We like to make analogies to Columbus or other great Earth voyages and encounters between distant cultures, but those comparisons are ludicrously inadequate. The whole thing ignores that the Colombian Exchange was almost entirely cultural. From a biological perspective, not much happened. Continents traded a few species of plants and animals and it jostled a few ecosystems pretty hard, but there were humans on both continents before and after the exchange. It was just a migration. If another advanced species wanted the planet, they’d just selectively delete parts of or the entire Earth ecosystem. There will be no romantic resistance. They’ll just exterminate us from orbit. So we can just move on from that whole thing. It requires insane assumptions about alien circumstances and motivations for visiting, and if it happens it’ll be as inevitable and complete as getting wiped out by a rogue black hole or something.

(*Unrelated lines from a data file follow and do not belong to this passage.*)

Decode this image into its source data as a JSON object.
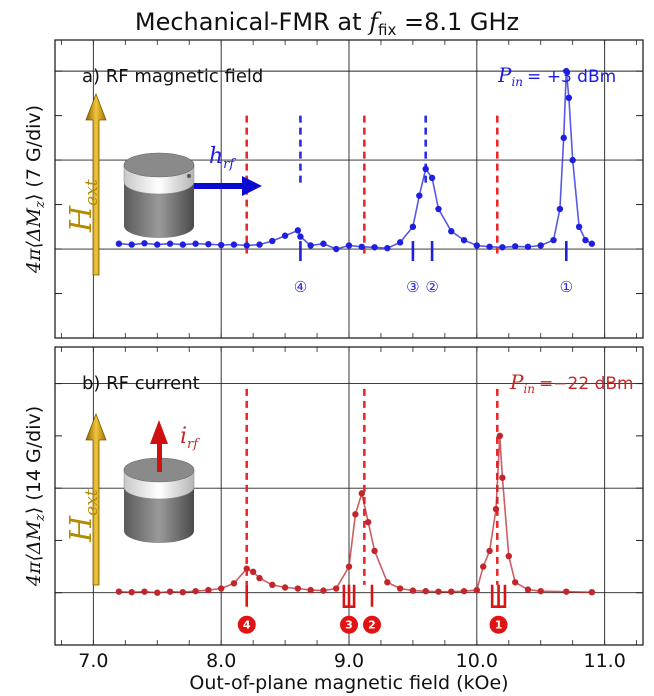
{
  "title_parts": {
    "pre": "Mechanical-FMR at ",
    "var": "f",
    "sub": "fix",
    "post": " =8.1 GHz"
  },
  "xlabel": "Out-of-plane magnetic field (kOe)",
  "x_ticks": [
    "7.0",
    "8.0",
    "9.0",
    "10.0",
    "11.0"
  ],
  "colors": {
    "blue": "#1f1fe0",
    "red": "#c0272d",
    "dashed": "#e8282a",
    "gold": "#d4a514"
  },
  "chart_data": [
    {
      "type": "line",
      "panel": "a",
      "label": "a) RF magnetic field",
      "power": {
        "var": "P",
        "sub": "in",
        "value": "= +3 dBm"
      },
      "ylabel": "4π⟨ΔM_z⟩ (7 G/div)",
      "ylabel_parts": {
        "pre": "4π⟨ΔM",
        "sub": "z",
        "post": "⟩ (7 G/div)"
      },
      "xlim": [
        6.7,
        11.3
      ],
      "ylim": [
        -2,
        4.7
      ],
      "y_unit_per_div": 7,
      "excitation_label": "h",
      "excitation_sub": "rf",
      "field_label": "H",
      "field_sub": "ext",
      "series": [
        {
          "color": "blue",
          "points": [
            [
              7.2,
              0.12
            ],
            [
              7.3,
              0.1
            ],
            [
              7.4,
              0.13
            ],
            [
              7.5,
              0.1
            ],
            [
              7.6,
              0.12
            ],
            [
              7.7,
              0.1
            ],
            [
              7.8,
              0.12
            ],
            [
              7.9,
              0.11
            ],
            [
              8.0,
              0.09
            ],
            [
              8.1,
              0.1
            ],
            [
              8.2,
              0.08
            ],
            [
              8.3,
              0.1
            ],
            [
              8.4,
              0.18
            ],
            [
              8.5,
              0.3
            ],
            [
              8.6,
              0.42
            ],
            [
              8.62,
              0.28
            ],
            [
              8.7,
              0.08
            ],
            [
              8.8,
              0.12
            ],
            [
              8.9,
              0.0
            ],
            [
              9.0,
              0.08
            ],
            [
              9.1,
              0.05
            ],
            [
              9.2,
              0.04
            ],
            [
              9.3,
              0.02
            ],
            [
              9.4,
              0.15
            ],
            [
              9.5,
              0.5
            ],
            [
              9.55,
              1.2
            ],
            [
              9.6,
              1.8
            ],
            [
              9.65,
              1.6
            ],
            [
              9.7,
              0.9
            ],
            [
              9.8,
              0.4
            ],
            [
              9.9,
              0.2
            ],
            [
              10.0,
              0.08
            ],
            [
              10.1,
              0.05
            ],
            [
              10.2,
              0.04
            ],
            [
              10.3,
              0.06
            ],
            [
              10.4,
              0.05
            ],
            [
              10.5,
              0.08
            ],
            [
              10.6,
              0.2
            ],
            [
              10.65,
              0.9
            ],
            [
              10.68,
              2.5
            ],
            [
              10.7,
              4.0
            ],
            [
              10.72,
              3.4
            ],
            [
              10.75,
              2.0
            ],
            [
              10.8,
              0.5
            ],
            [
              10.85,
              0.2
            ],
            [
              10.9,
              0.12
            ]
          ]
        }
      ],
      "mode_markers": [
        {
          "x": 8.62,
          "label": "④",
          "style": "open"
        },
        {
          "x": 9.5,
          "label": "③",
          "style": "open"
        },
        {
          "x": 9.65,
          "label": "②",
          "style": "open"
        },
        {
          "x": 10.7,
          "label": "①",
          "style": "open"
        }
      ],
      "dashed_blue": [
        8.62,
        9.6
      ],
      "dashed_red": [
        8.2,
        9.12,
        10.16
      ]
    },
    {
      "type": "line",
      "panel": "b",
      "label": "b) RF current",
      "power": {
        "var": "P",
        "sub": "in",
        "value": "=−22 dBm"
      },
      "ylabel": "4π⟨ΔM_z⟩ (14 G/div)",
      "ylabel_parts": {
        "pre": "4π⟨ΔM",
        "sub": "z",
        "post": "⟩ (14 G/div)"
      },
      "xlim": [
        6.7,
        11.3
      ],
      "ylim": [
        -1,
        4.7
      ],
      "y_unit_per_div": 14,
      "excitation_label": "i",
      "excitation_sub": "rf",
      "field_label": "H",
      "field_sub": "ext",
      "series": [
        {
          "color": "red",
          "points": [
            [
              7.2,
              0.02
            ],
            [
              7.3,
              0.01
            ],
            [
              7.4,
              0.02
            ],
            [
              7.5,
              0.0
            ],
            [
              7.6,
              0.02
            ],
            [
              7.7,
              0.01
            ],
            [
              7.8,
              0.03
            ],
            [
              7.9,
              0.05
            ],
            [
              8.0,
              0.08
            ],
            [
              8.1,
              0.18
            ],
            [
              8.2,
              0.46
            ],
            [
              8.25,
              0.4
            ],
            [
              8.3,
              0.28
            ],
            [
              8.4,
              0.15
            ],
            [
              8.5,
              0.1
            ],
            [
              8.6,
              0.08
            ],
            [
              8.7,
              0.05
            ],
            [
              8.8,
              0.04
            ],
            [
              8.9,
              0.08
            ],
            [
              9.0,
              0.5
            ],
            [
              9.05,
              1.5
            ],
            [
              9.1,
              1.9
            ],
            [
              9.15,
              1.35
            ],
            [
              9.2,
              0.8
            ],
            [
              9.3,
              0.2
            ],
            [
              9.4,
              0.08
            ],
            [
              9.5,
              0.04
            ],
            [
              9.6,
              0.03
            ],
            [
              9.7,
              0.02
            ],
            [
              9.8,
              0.02
            ],
            [
              9.9,
              0.03
            ],
            [
              10.0,
              0.05
            ],
            [
              10.05,
              0.5
            ],
            [
              10.1,
              0.8
            ],
            [
              10.15,
              1.6
            ],
            [
              10.18,
              3.0
            ],
            [
              10.2,
              2.2
            ],
            [
              10.25,
              0.7
            ],
            [
              10.3,
              0.2
            ],
            [
              10.4,
              0.06
            ],
            [
              10.5,
              0.03
            ],
            [
              10.7,
              0.02
            ],
            [
              10.9,
              0.01
            ]
          ]
        }
      ],
      "mode_markers": [
        {
          "x": 8.2,
          "label": "4",
          "style": "filled"
        },
        {
          "x": 9.0,
          "label": "3",
          "style": "filled"
        },
        {
          "x": 9.18,
          "label": "2",
          "style": "filled"
        },
        {
          "x": 10.17,
          "label": "1",
          "style": "filled"
        }
      ],
      "dashed_red": [
        8.2,
        9.12,
        10.16
      ]
    }
  ]
}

So if it’s not the location, and it’s not the stuff, what’s left? Us, of course. ‘Us’ being everyone that lives on Earth and ‘everyone’, being every living thing. We’d probably like to think humans are the most interesting thing on the planet, and we do some notable things, but I’m not sure we’re interesting enough to justify the kind of effort needed for interstellar travel, especially not in person. We might be of interest to an alienthropolgist, but I don’t know what a species advanced enough to achieve interstellar travel would expect to learn from communicating directly with us. I’d assume they’d be satisfied with passive, remote observation to learn about human beings. And if they can survive or reliably maintain organization across the time necessary for interstellar travel they’re probably in no hurry to learn anything about us that would incentivize contact. So I’m thinking if humans are a subject of interest at all we only justify data collection, they’re not sending an envoy to welcome us to the universe and ask us how we’re enjoying consciousness.

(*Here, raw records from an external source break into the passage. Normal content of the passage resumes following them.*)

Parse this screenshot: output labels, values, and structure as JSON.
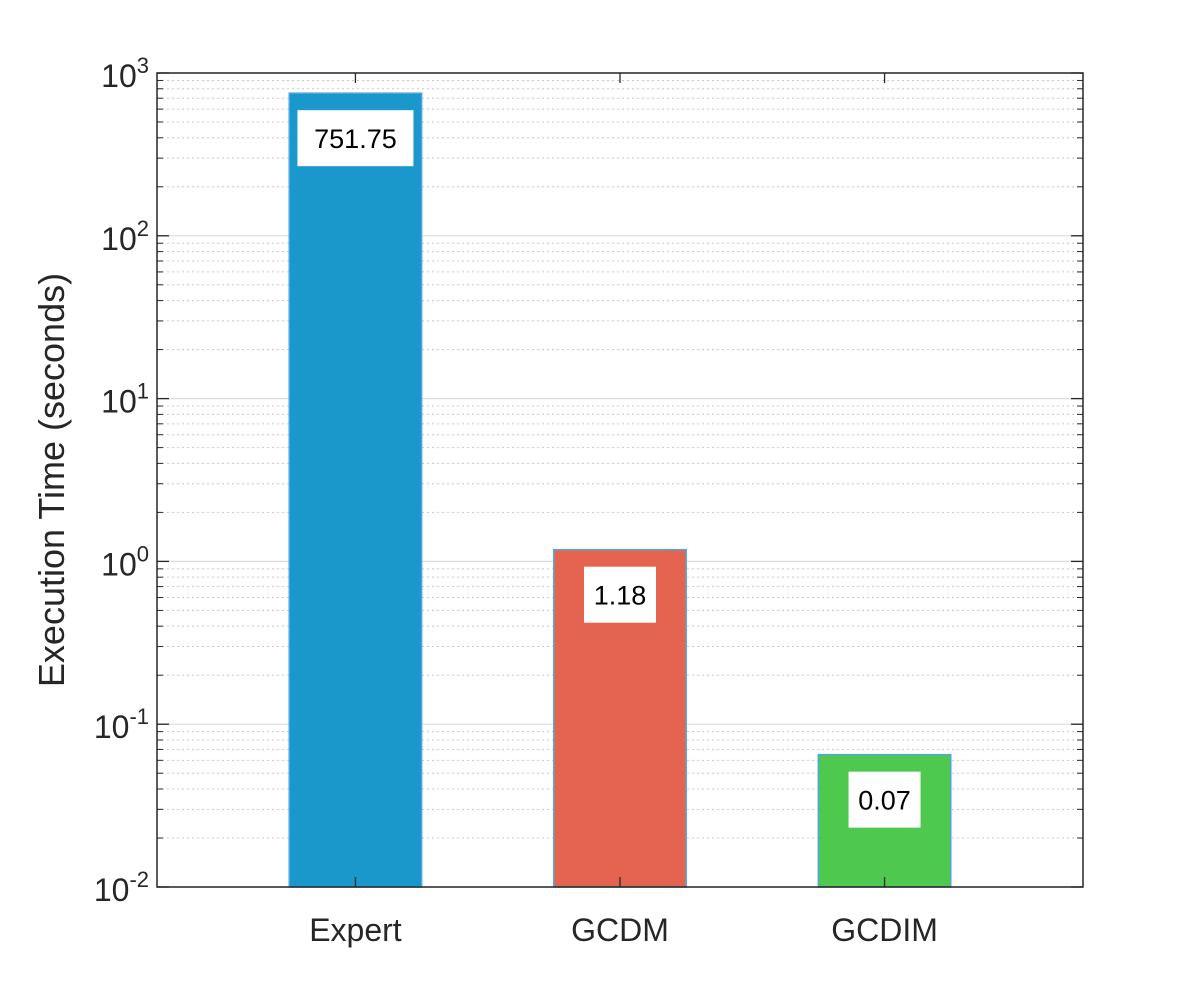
{
  "chart_data": {
    "type": "bar",
    "title": "",
    "xlabel": "",
    "ylabel": "Execution Time (seconds)",
    "yscale": "log",
    "ylim": [
      0.01,
      1000
    ],
    "grid": true,
    "minor_grid": true,
    "legend": "none",
    "categories": [
      "Expert",
      "GCDM",
      "GCDIM"
    ],
    "values": [
      751.75,
      1.18,
      0.065
    ],
    "data_labels": [
      "751.75",
      "1.18",
      "0.07"
    ],
    "bar_colors": [
      "#1b98cb",
      "#e5644f",
      "#4ec94d"
    ],
    "bar_edge_color": "#4da6e0",
    "yticks": [
      {
        "base": "10",
        "exp": "-2",
        "value": 0.01
      },
      {
        "base": "10",
        "exp": "-1",
        "value": 0.1
      },
      {
        "base": "10",
        "exp": "0",
        "value": 1
      },
      {
        "base": "10",
        "exp": "1",
        "value": 10
      },
      {
        "base": "10",
        "exp": "2",
        "value": 100
      },
      {
        "base": "10",
        "exp": "3",
        "value": 1000
      }
    ]
  }
}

The really interesting thing about ‘us’ is the rich complexity and potentially utility of self-assembling and reproducing biological structures that pervade the environment of Earth.

Earth has been running a kind of a brute force molecular algorithm for a few billion years now. The output of that process is life, and it’s a pretty impressive collection of data about how matter works, or how to make matter work. Analyzing life may be a highly efficient way to gain information about available molecular interactions. Maybe Earth is an alien bioengineering data goldmine.

A species capable of interstellar flight would very likely have extensive computational technology. They may have mastered quantum computing, or created neural networks that defy our understanding of machine intelligence. But their computation will be limited by the same kinds of hard physical limits that limit their velocity through space. They will not have infinite computational capacity. Even with our most optimistic visions of quantum computing, if you want to fully simulate the universe, you’d still need at least one qubit for every particle in the universe. Of course there’s a lot of redundancy there, so maybe an optimization process could find more with less, but against the infinite possibilities of the universe, anything less than infinite computation may be woefully inadequate. And of course even with extremely fast computation, you still need time.

I’m not sure how to even build a model to speculate on the computations necessary to fully simulate a biological system as ancient or complex as Earth. If a species has an interest in knowing every possible useful molecular interaction, it may be simpler and more efficient to venture out to find new and novel examples of functional molecular interaction in the vastness of space than build and run the simulations necessary to uncover every possible interaction.

Matter itself may be the most efficient computational system to simulate the interaction of matter. If this is the case even advanced alien civilizations may find value in studying the output of long running processes of interaction such as evolution.

So- if an alien ever abducts you and probes your butt- don’t take it personally. They’re probably more interested in your gut flora than you.